Los domingos me
pongo el delantal, los zuecos de madera y el pañuelo rojo a lunaritos, les
grito a los chicos: —No quiero oír volar una mosca.
Así era el
introito para bajar la araña de caireles, la plata lustrada con Brasso y los
bronces con no sé, igual que los cobres, no sé qué les ponía. Un día se
vinieron los caireles sobre la mesa y ruidos de cristales que estallaban, yo
gritaba y mi hijo mayor, el cinéfilo, me decía en el oído: —Es la Revolución
Rusa, una imagen que recortó Einsestein, para una película rusa que hizo
estallar por fin al Gobierno de los Zares. Nadie se dio cuenta que era el
principio del fin o el medio del acorazado Potemkin.
Me sugiere que
vea aquellas películas, antes que desaparezcan. Le digo: —Con el laburo que me
dan ustedes, no pude mirar ni La Dolce Vita, donde aparece la tía Nelly, hizo
un bolito, apenas dijo: “Sì”. Y me la perdí.
—Yo me ofrezco
para ayudar y me cerrás la puerta del comedor en la nariz, mirá, antes era
respingona y ahora es chata.
No sé cómo
decirle que prefería su nariz chata, como la de su padre. Era tan bueno, tenía
un ángel que vivía en su cara desde niño y en todas sus acciones. Su defecto
mayor, fue dejarnos cuando más lo necesitábamos. Le dio un infarto al enterarse
que a nuestra hija, Juana, le cayó un macetón de un piso 14 y no hubo nada que
hacer.

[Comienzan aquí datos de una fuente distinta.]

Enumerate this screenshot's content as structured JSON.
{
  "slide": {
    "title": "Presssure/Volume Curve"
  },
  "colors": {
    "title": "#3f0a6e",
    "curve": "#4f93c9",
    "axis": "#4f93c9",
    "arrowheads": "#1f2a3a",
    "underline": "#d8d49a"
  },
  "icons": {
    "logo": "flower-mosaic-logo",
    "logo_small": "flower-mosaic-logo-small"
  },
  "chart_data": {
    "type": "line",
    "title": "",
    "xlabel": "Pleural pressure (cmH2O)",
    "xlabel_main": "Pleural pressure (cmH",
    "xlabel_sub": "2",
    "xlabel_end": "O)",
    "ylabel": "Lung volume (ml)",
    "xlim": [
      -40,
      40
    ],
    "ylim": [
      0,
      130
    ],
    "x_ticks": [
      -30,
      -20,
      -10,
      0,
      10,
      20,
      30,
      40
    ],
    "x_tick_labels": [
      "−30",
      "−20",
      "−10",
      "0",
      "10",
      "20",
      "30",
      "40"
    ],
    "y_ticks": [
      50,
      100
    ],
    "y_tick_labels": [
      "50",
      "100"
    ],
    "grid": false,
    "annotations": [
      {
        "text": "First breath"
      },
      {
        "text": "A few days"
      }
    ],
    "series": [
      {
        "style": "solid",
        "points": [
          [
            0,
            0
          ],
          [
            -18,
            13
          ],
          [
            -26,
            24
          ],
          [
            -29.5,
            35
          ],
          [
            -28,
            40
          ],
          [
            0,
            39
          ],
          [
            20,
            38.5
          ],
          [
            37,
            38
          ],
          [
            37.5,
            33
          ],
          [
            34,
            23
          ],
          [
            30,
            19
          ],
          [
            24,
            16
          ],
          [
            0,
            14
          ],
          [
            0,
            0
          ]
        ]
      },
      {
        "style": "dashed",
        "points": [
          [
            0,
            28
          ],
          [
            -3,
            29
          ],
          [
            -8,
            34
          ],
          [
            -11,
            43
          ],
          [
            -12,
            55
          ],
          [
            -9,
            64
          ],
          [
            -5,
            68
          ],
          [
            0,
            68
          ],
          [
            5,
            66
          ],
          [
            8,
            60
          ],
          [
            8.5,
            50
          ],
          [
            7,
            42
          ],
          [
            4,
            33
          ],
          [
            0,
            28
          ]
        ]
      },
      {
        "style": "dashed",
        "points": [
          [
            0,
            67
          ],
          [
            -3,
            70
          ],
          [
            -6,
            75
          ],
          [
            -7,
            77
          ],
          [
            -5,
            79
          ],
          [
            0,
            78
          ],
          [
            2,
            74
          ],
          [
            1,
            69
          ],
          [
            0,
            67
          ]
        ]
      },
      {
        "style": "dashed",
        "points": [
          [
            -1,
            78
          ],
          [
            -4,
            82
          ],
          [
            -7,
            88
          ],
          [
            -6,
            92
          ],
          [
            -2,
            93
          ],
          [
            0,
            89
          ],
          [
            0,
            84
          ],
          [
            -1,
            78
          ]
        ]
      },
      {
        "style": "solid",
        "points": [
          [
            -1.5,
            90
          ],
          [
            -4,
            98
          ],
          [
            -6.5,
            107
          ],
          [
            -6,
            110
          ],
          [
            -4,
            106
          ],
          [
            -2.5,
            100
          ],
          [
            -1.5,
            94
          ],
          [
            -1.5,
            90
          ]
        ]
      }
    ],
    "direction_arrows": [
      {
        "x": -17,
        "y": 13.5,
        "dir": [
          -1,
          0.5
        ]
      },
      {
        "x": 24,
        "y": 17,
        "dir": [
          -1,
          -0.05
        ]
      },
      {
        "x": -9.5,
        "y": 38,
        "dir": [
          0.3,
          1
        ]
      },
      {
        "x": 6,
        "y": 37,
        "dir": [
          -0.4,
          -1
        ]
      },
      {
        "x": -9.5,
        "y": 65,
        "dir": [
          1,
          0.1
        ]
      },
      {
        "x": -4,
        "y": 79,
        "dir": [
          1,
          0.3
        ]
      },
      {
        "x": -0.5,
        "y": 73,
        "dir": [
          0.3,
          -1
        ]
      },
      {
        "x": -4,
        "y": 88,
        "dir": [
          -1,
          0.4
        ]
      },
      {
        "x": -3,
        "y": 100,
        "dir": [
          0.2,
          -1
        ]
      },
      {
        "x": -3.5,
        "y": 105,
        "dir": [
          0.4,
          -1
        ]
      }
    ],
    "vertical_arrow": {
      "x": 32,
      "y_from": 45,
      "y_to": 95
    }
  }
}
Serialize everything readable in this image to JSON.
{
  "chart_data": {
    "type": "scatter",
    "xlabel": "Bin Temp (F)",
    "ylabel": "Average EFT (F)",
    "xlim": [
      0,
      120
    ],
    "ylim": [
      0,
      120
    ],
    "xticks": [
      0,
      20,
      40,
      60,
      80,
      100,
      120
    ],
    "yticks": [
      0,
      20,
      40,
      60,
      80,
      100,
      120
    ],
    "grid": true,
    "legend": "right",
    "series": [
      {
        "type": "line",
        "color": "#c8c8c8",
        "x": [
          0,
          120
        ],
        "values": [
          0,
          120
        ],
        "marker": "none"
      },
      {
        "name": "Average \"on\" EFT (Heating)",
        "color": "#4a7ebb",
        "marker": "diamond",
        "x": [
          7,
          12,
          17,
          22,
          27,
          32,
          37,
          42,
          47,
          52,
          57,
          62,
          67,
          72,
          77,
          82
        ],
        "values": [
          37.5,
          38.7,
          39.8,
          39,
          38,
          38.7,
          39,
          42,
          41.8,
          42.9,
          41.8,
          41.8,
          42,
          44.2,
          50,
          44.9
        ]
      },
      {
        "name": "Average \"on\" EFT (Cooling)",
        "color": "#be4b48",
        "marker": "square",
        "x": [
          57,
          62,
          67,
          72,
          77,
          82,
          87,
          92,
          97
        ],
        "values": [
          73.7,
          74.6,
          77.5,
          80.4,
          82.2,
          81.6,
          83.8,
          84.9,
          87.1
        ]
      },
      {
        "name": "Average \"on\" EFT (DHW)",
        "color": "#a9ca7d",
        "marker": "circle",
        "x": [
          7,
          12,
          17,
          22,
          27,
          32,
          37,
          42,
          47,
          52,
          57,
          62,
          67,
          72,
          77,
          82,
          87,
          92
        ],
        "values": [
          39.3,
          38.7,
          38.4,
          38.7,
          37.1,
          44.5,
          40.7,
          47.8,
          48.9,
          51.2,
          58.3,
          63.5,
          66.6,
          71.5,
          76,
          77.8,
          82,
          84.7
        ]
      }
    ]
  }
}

Menos el domingo, que imito a mi
madre, en sus gloriosas: “Limpiezas generales”, los demás días me acuesto en la
cama, mirando el techo y dibujo el jardín, los chicos jugando al vale todo, el
humo que sale de la pipa de mi marido, que desde su hamaca me guiña un ojo, Juana
se sienta en el escalón y estudia, el viento le vuela las hojas…
—Mamá, arriba!,
te hice tu comida prohibida: huevos fritos con papas fritas.
Yo no tengo
ganas, prefiero seguir dibujando el techo, aunque el techo no me alcance.